Nosotros los periodistas, -y hablo en tono de ficción puesto que no lo soy-, inventamos verdades que acabarán por ocurrir tarde o temprano y para ello sembramos las condiciones idóneas para que éstas siempre acontezcan. De manera que resulta muy difícil achacarnos a nosotros mismos el hecho de fabricar una mentira manifiesta que ha sido cuidadosamente justificada en favor o en contra de cualquiera, según convenga, además de que las circunstancias que concurran en ello también lo permitan.

¿Cómo pudieron los mediocres como Inda y Marhuenda, -por poner sólo dos ejemplos-, introducirse en el complejo mundo de la televisión, ocupando durante tanto tiempo y con su verbo bífido los distintos platós de televisión, donde se conjugan la mayoría de opiniones políticas conducidas por otros tantos profesionales de los distintos espacios del medio?

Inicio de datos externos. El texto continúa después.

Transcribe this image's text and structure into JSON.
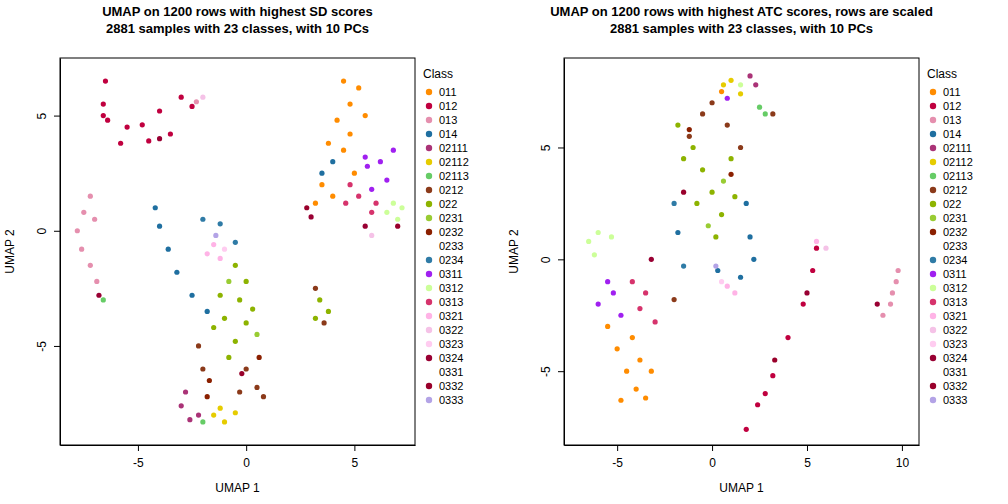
{
  "chart_data": [
    {
      "type": "scatter",
      "title": "UMAP on 1200 rows with highest SD scores",
      "subtitle": "2881 samples with 23 classes, with 10 PCs",
      "x_label": "UMAP 1",
      "y_label": "UMAP 2",
      "legend_title": "Class",
      "legend": "right",
      "xlim": [
        -8.6,
        7.8
      ],
      "ylim": [
        -9.3,
        7.5
      ],
      "xticks": [
        -5,
        0,
        5
      ],
      "yticks": [
        -5,
        0,
        5
      ],
      "series": [
        {
          "name": "011",
          "color": "#FF8C00",
          "x": [
            4.5,
            5.2,
            4.8,
            5.5,
            4.2,
            3.8,
            4.5,
            5.0,
            3.5,
            4.0,
            3.2,
            4.8
          ],
          "y": [
            6.5,
            6.2,
            5.5,
            5.0,
            4.8,
            3.8,
            3.5,
            2.5,
            2.0,
            1.5,
            1.2,
            4.2
          ]
        },
        {
          "name": "012",
          "color": "#C0003F",
          "x": [
            -6.5,
            -6.6,
            -6.4,
            -5.5,
            -4.8,
            -4.0,
            -3.0,
            -2.5,
            -3.5,
            -4.5,
            -5.8,
            -6.6
          ],
          "y": [
            6.5,
            5.5,
            4.8,
            4.5,
            4.6,
            5.2,
            5.8,
            5.4,
            4.2,
            3.9,
            3.8,
            5.0
          ]
        },
        {
          "name": "013",
          "color": "#E58FAE",
          "x": [
            -7.2,
            -7.5,
            -7.8,
            -7.6,
            -7.2,
            -6.9,
            -7.0,
            -2.3
          ],
          "y": [
            1.5,
            0.8,
            0.0,
            -0.8,
            -1.5,
            -2.2,
            0.5,
            5.6
          ]
        },
        {
          "name": "014",
          "color": "#1F6FA0",
          "x": [
            -4.2,
            -4.0,
            -3.6,
            -3.2,
            -2.5,
            -1.8,
            4.0,
            3.5
          ],
          "y": [
            1.0,
            0.2,
            -0.8,
            -1.8,
            -2.8,
            -3.5,
            3.0,
            2.5
          ]
        },
        {
          "name": "02111",
          "color": "#AA3377",
          "x": [
            -3.0,
            -2.6,
            -2.2,
            -2.8
          ],
          "y": [
            -7.6,
            -8.2,
            -8.0,
            -7.0
          ]
        },
        {
          "name": "02112",
          "color": "#E6CC00",
          "x": [
            -1.5,
            -1.0,
            -0.5,
            -1.2
          ],
          "y": [
            -8.0,
            -8.3,
            -7.9,
            -7.7
          ]
        },
        {
          "name": "02113",
          "color": "#66CC66",
          "x": [
            -2.0,
            -6.6
          ],
          "y": [
            -8.3,
            -3.0
          ]
        },
        {
          "name": "0212",
          "color": "#8B3A1A",
          "x": [
            0.0,
            0.5,
            0.8,
            -0.3,
            -2.2,
            -2.0,
            3.2,
            3.6
          ],
          "y": [
            -6.0,
            -6.8,
            -7.2,
            -7.0,
            -5.0,
            -6.0,
            -2.5,
            -4.0
          ]
        },
        {
          "name": "022",
          "color": "#8DB300",
          "x": [
            -0.5,
            0.0,
            -0.3,
            -1.0,
            0.0,
            -0.5,
            -1.2,
            0.3,
            -0.8,
            -1.5,
            3.4,
            3.8,
            3.2
          ],
          "y": [
            -1.5,
            -2.2,
            -3.0,
            -3.8,
            -4.0,
            -4.8,
            -2.8,
            -3.4,
            -5.5,
            -4.2,
            -3.0,
            -3.5,
            -3.8
          ]
        },
        {
          "name": "0231",
          "color": "#99CC33",
          "x": [
            -0.8,
            0.5
          ],
          "y": [
            -2.2,
            -4.5
          ]
        },
        {
          "name": "0232",
          "color": "#8B2000",
          "x": [
            -1.7,
            -1.8,
            0.6
          ],
          "y": [
            -6.5,
            -7.2,
            -5.5
          ]
        },
        {
          "name": "0233",
          "color": "#FFFFFF",
          "x": [],
          "y": []
        },
        {
          "name": "0234",
          "color": "#2F7BA6",
          "x": [
            -2.0,
            -1.2,
            -0.5
          ],
          "y": [
            0.5,
            0.3,
            -0.5
          ]
        },
        {
          "name": "0311",
          "color": "#A020F0",
          "x": [
            5.5,
            6.2,
            6.5,
            5.8,
            6.8,
            5.6
          ],
          "y": [
            3.2,
            3.0,
            2.2,
            1.8,
            3.5,
            2.8
          ]
        },
        {
          "name": "0312",
          "color": "#CCFF99",
          "x": [
            6.5,
            7.0,
            6.8,
            7.2
          ],
          "y": [
            0.8,
            0.5,
            1.2,
            1.0
          ]
        },
        {
          "name": "0313",
          "color": "#D6336C",
          "x": [
            4.6,
            5.2,
            5.8,
            4.8,
            6.0
          ],
          "y": [
            1.2,
            1.5,
            0.8,
            2.0,
            1.2
          ]
        },
        {
          "name": "0321",
          "color": "#FFB3E6",
          "x": [
            -1.5,
            -1.2,
            -1.8
          ],
          "y": [
            -0.6,
            -1.2,
            -1.0
          ]
        },
        {
          "name": "0322",
          "color": "#F5C2E7",
          "x": [
            -2.0,
            5.8
          ],
          "y": [
            5.8,
            -0.2
          ]
        },
        {
          "name": "0323",
          "color": "#FFCCF0",
          "x": [
            -1.0
          ],
          "y": [
            -0.8
          ]
        },
        {
          "name": "0324",
          "color": "#990033",
          "x": [
            -6.8,
            -4.0,
            5.5,
            3.0
          ],
          "y": [
            -2.8,
            4.0,
            0.2,
            0.6
          ]
        },
        {
          "name": "0331",
          "color": "#FFFFFF",
          "x": [],
          "y": []
        },
        {
          "name": "0332",
          "color": "#99002B",
          "x": [
            7.0,
            2.8,
            -0.2
          ],
          "y": [
            0.2,
            1.0,
            -6.2
          ]
        },
        {
          "name": "0333",
          "color": "#B3A3E6",
          "x": [
            -1.4
          ],
          "y": [
            -0.2
          ]
        }
      ]
    },
    {
      "type": "scatter",
      "title": "UMAP on 1200 rows with highest ATC scores, rows are scaled",
      "subtitle": "2881 samples with 23 classes, with 10 PCs",
      "x_label": "UMAP 1",
      "y_label": "UMAP 2",
      "legend_title": "Class",
      "legend": "right",
      "xlim": [
        -7.8,
        10.9
      ],
      "ylim": [
        -8.3,
        9.0
      ],
      "xticks": [
        -5,
        0,
        5,
        10
      ],
      "yticks": [
        -5,
        0,
        5
      ],
      "series": [
        {
          "name": "011",
          "color": "#FF8C00",
          "x": [
            -5.5,
            -5.0,
            -4.5,
            -4.0,
            -3.5,
            -4.8,
            -3.8,
            -4.2,
            -3.2,
            0.5
          ],
          "y": [
            -3.0,
            -4.0,
            -5.0,
            -5.8,
            -6.2,
            -6.3,
            -4.5,
            -3.5,
            -5.0,
            7.5
          ]
        },
        {
          "name": "012",
          "color": "#C0003F",
          "x": [
            1.8,
            2.4,
            3.2,
            4.0,
            4.8,
            5.3,
            5.5,
            2.8
          ],
          "y": [
            -7.6,
            -6.5,
            -5.2,
            -3.5,
            -2.0,
            -0.5,
            0.5,
            -6.0
          ]
        },
        {
          "name": "013",
          "color": "#E58FAE",
          "x": [
            9.0,
            9.5,
            9.8,
            9.4,
            9.7
          ],
          "y": [
            -2.5,
            -1.5,
            -0.5,
            -2.0,
            -1.0
          ]
        },
        {
          "name": "014",
          "color": "#1F6FA0",
          "x": [
            1.8,
            2.0,
            2.2,
            1.5,
            0.3,
            -1.8
          ],
          "y": [
            2.5,
            1.0,
            0.0,
            -0.8,
            -0.5,
            1.2
          ]
        },
        {
          "name": "02111",
          "color": "#AA3377",
          "x": [
            2.0,
            2.3
          ],
          "y": [
            8.2,
            7.8
          ]
        },
        {
          "name": "02112",
          "color": "#E6CC00",
          "x": [
            1.0,
            1.5,
            0.6
          ],
          "y": [
            8.0,
            7.4,
            7.8
          ]
        },
        {
          "name": "02113",
          "color": "#66CC66",
          "x": [
            2.5,
            2.8
          ],
          "y": [
            6.8,
            6.5
          ]
        },
        {
          "name": "0212",
          "color": "#8B3A1A",
          "x": [
            -0.5,
            0.0,
            0.8,
            -1.2,
            1.5,
            3.2,
            -2.0
          ],
          "y": [
            6.5,
            7.0,
            6.0,
            5.5,
            5.0,
            6.5,
            -1.8
          ]
        },
        {
          "name": "022",
          "color": "#8DB300",
          "x": [
            -1.8,
            -1.0,
            -0.5,
            0.0,
            0.5,
            -0.8,
            1.2,
            0.2,
            -1.5,
            1.0
          ],
          "y": [
            6.0,
            5.0,
            4.0,
            3.0,
            2.0,
            2.5,
            2.8,
            1.0,
            4.5,
            4.5
          ]
        },
        {
          "name": "0231",
          "color": "#99CC33",
          "x": [
            -0.2,
            0.6
          ],
          "y": [
            1.5,
            3.5
          ]
        },
        {
          "name": "0232",
          "color": "#8B2000",
          "x": [
            1.0,
            -1.2
          ],
          "y": [
            3.8,
            5.8
          ]
        },
        {
          "name": "0233",
          "color": "#FFFFFF",
          "x": [],
          "y": []
        },
        {
          "name": "0234",
          "color": "#2F7BA6",
          "x": [
            -2.0,
            -1.5
          ],
          "y": [
            2.5,
            -0.3
          ]
        },
        {
          "name": "0311",
          "color": "#A020F0",
          "x": [
            -5.5,
            -6.0,
            -4.8,
            -5.2,
            0.8
          ],
          "y": [
            -1.0,
            -2.0,
            -2.5,
            -1.5,
            7.2
          ]
        },
        {
          "name": "0312",
          "color": "#CCFF99",
          "x": [
            -6.5,
            -6.0,
            -5.3,
            -6.2,
            1.5
          ],
          "y": [
            0.8,
            1.2,
            1.0,
            0.2,
            7.8
          ]
        },
        {
          "name": "0313",
          "color": "#D6336C",
          "x": [
            -3.5,
            -3.8,
            -4.2,
            -3.0
          ],
          "y": [
            -1.5,
            -2.2,
            -1.0,
            -2.8
          ]
        },
        {
          "name": "0321",
          "color": "#FFB3E6",
          "x": [
            0.8,
            1.2,
            5.5
          ],
          "y": [
            -1.2,
            -1.5,
            0.8
          ]
        },
        {
          "name": "0322",
          "color": "#F5C2E7",
          "x": [
            6.0
          ],
          "y": [
            0.5
          ]
        },
        {
          "name": "0323",
          "color": "#FFCCF0",
          "x": [
            0.5
          ],
          "y": [
            -1.0
          ]
        },
        {
          "name": "0324",
          "color": "#990033",
          "x": [
            -3.2,
            5.0,
            8.7
          ],
          "y": [
            0.0,
            -1.5,
            -2.0
          ]
        },
        {
          "name": "0331",
          "color": "#FFFFFF",
          "x": [],
          "y": []
        },
        {
          "name": "0332",
          "color": "#99002B",
          "x": [
            -1.5,
            3.3
          ],
          "y": [
            3.0,
            -4.5
          ]
        },
        {
          "name": "0333",
          "color": "#B3A3E6",
          "x": [
            0.2
          ],
          "y": [
            -0.3
          ]
        }
      ]
    }
  ]
}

Me identifico plenamente con un artículo aparecido recientemente de la periodista Sara Serrano y en el que cita la opinión que atribuye al también periodista estadounidense David Simón quien afirma: ”Hay un antes y un después en el periodismo tras la entrada del poder financiero en los medios de comunicación” Y es rigurosamente cierto, pero es que, además, las redes sociales juegan hoy un papel de gran importancia, -determinante, diría yo-, en la medida que la opinión pública en general, resulta susceptible de ser manipulada en favor de determinados intereses de los sectores políticos o empresariales incrustados en la llamada sociedad de consumo.

De modo que la profesión periodística ya no resulta del todo lo fiable que cabría esperar. Hoy parece estar más condicionada que nunca por los mismos patrocinadores, por los anunciantes y, para colmo, también y sobre todo, por la intransigente clase política que se despacha a gusto y sin pudor alguno en los distintos medios de comunicación que supuestamente tienen comprados en exclusiva para su beneficio propio.

A veces me pregunto si un buen periodista podría mantener su criterio frente a un buen político, pero la dependencia de cada uno de ellos de sus respectivos patronos hace muy difícil augurar un pronóstico favorable. Lo más sensato sería dejarse engañar a propósito, tal y como venimos haciéndolo, por cualquiera de los dos y en la medida que a nosotros también nos convenga. Así sufriremos mucho menos.